The insidious part of single-minded theories is that they can tend to produce the very narrow mindedness that it critiques. For example, would a denial of "death-denial" as an all-encompassing explanation itself be explained by this theory as an example of death-denial (as I am doing right now?). It very well could. I see this as the danger of most single-minded -isms i.e. Marxism, Feminism, postmodernism etc. I would suspect that few of those interviewed would want to acknowledge this fact. For example, the interviewee with the "Mad magazine" baseball cap points out that the film-makers themselves are engaging in an immortality quest. Isn't he simply doing the same?

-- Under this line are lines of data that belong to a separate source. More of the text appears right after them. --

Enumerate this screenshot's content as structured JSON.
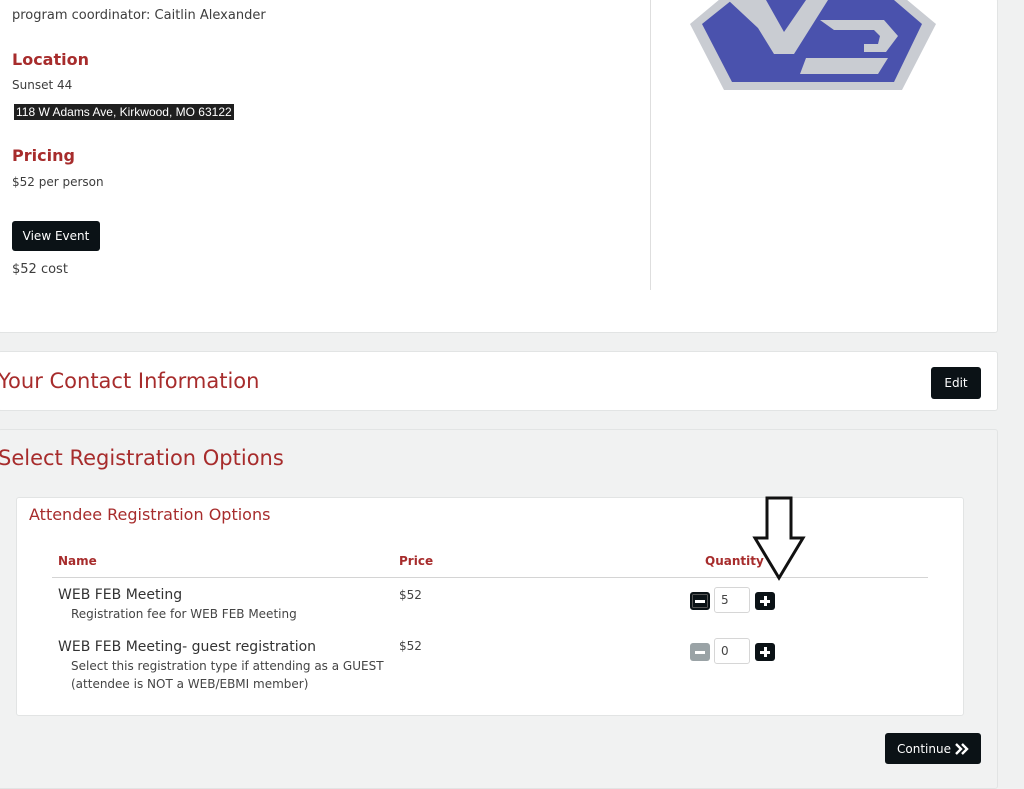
{
  "event": {
    "coordinator": "program coordinator:  Caitlin Alexander",
    "location_heading": "Location",
    "venue": "Sunset 44",
    "address": "118 W Adams Ave, Kirkwood, MO 63122",
    "pricing_heading": "Pricing",
    "price_per_person": "$52 per person",
    "view_event_label": "View Event",
    "cost": "$52 cost"
  },
  "contact": {
    "title": "Your Contact Information",
    "edit_label": "Edit"
  },
  "registration": {
    "title": "Select Registration Options",
    "panel_title": "Attendee Registration Options",
    "columns": {
      "name": "Name",
      "price": "Price",
      "quantity": "Quantity"
    },
    "rows": [
      {
        "name": "WEB FEB Meeting",
        "description": "Registration fee for WEB FEB Meeting",
        "price": "$52",
        "quantity": "5"
      },
      {
        "name": "WEB FEB Meeting- guest registration",
        "description_line1": "Select this registration type if attending as a GUEST",
        "description_line2": "(attendee is NOT a WEB/EBMI member)",
        "price": "$52",
        "quantity": "0"
      }
    ],
    "continue_label": "Continue"
  },
  "icons": {
    "logo": "web-logo",
    "arrow": "down-arrow-annotation-icon",
    "continue": "double-chevron-right-icon"
  },
  "colors": {
    "heading_red": "#a72c2c",
    "button_dark": "#0b1216",
    "logo_blue": "#4a52ad",
    "logo_gray": "#c9ccd2"
  }
}
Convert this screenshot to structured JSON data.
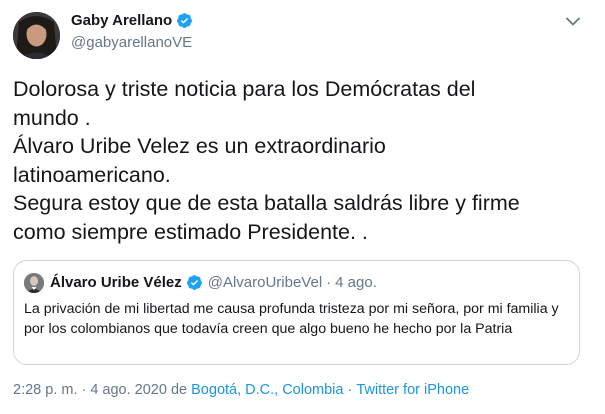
{
  "author": {
    "display_name": "Gaby Arellano",
    "handle": "@gabyarellanoVE",
    "verified": true
  },
  "tweet": {
    "lines": [
      "Dolorosa y triste noticia para los Demócratas del",
      "mundo .",
      "Álvaro Uribe Velez es un extraordinario",
      "latinoamericano.",
      "Segura estoy que de esta batalla saldrás libre y firme",
      "como siempre estimado Presidente. ."
    ]
  },
  "quote": {
    "display_name": "Álvaro Uribe Vélez",
    "handle": "@AlvaroUribeVel",
    "separator": "·",
    "time": "4 ago.",
    "verified": true,
    "text": "La privación de mi libertad me causa profunda tristeza por mi señora, por mi familia y por los colombianos que todavía creen que algo bueno he hecho por la Patria"
  },
  "meta": {
    "time": "2:28 p. m.",
    "dot": "·",
    "date": "4 ago. 2020",
    "from_label": "de",
    "location": "Bogotá, D.C., Colombia",
    "source": "Twitter for iPhone"
  },
  "colors": {
    "accent": "#1da1f2",
    "link": "#1b95e0",
    "secondary_text": "#657786",
    "border": "#ccd6dd"
  },
  "icons": {
    "verified": "verified-badge-icon",
    "menu": "chevron-down-icon"
  }
}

Perhaps I protest too much. But If the theory of "death-denial" is right then those who engage in it are simply acting the way the theory predicts they will. That is like all other aspects of human life it undermines as mere veils to our fear of death e.g. politics, law, religion etc. I would have to guess the theory itself ultimately undermines the theory. That is, these speakers are merely acting in ways their culture lead them to believe will gain them status so they can achieve symbolic immortality and engage in death-denial (and, the theory would say, right now so am I. So why listen to me? Or anyone?). So why should I listen to them? Or have they transcended what the rest of us are so deeply mired in?
What is one interesting aspect of the human dilemma, by virtue of extending to an all-encompassing explanation, collapses under its own contradiction.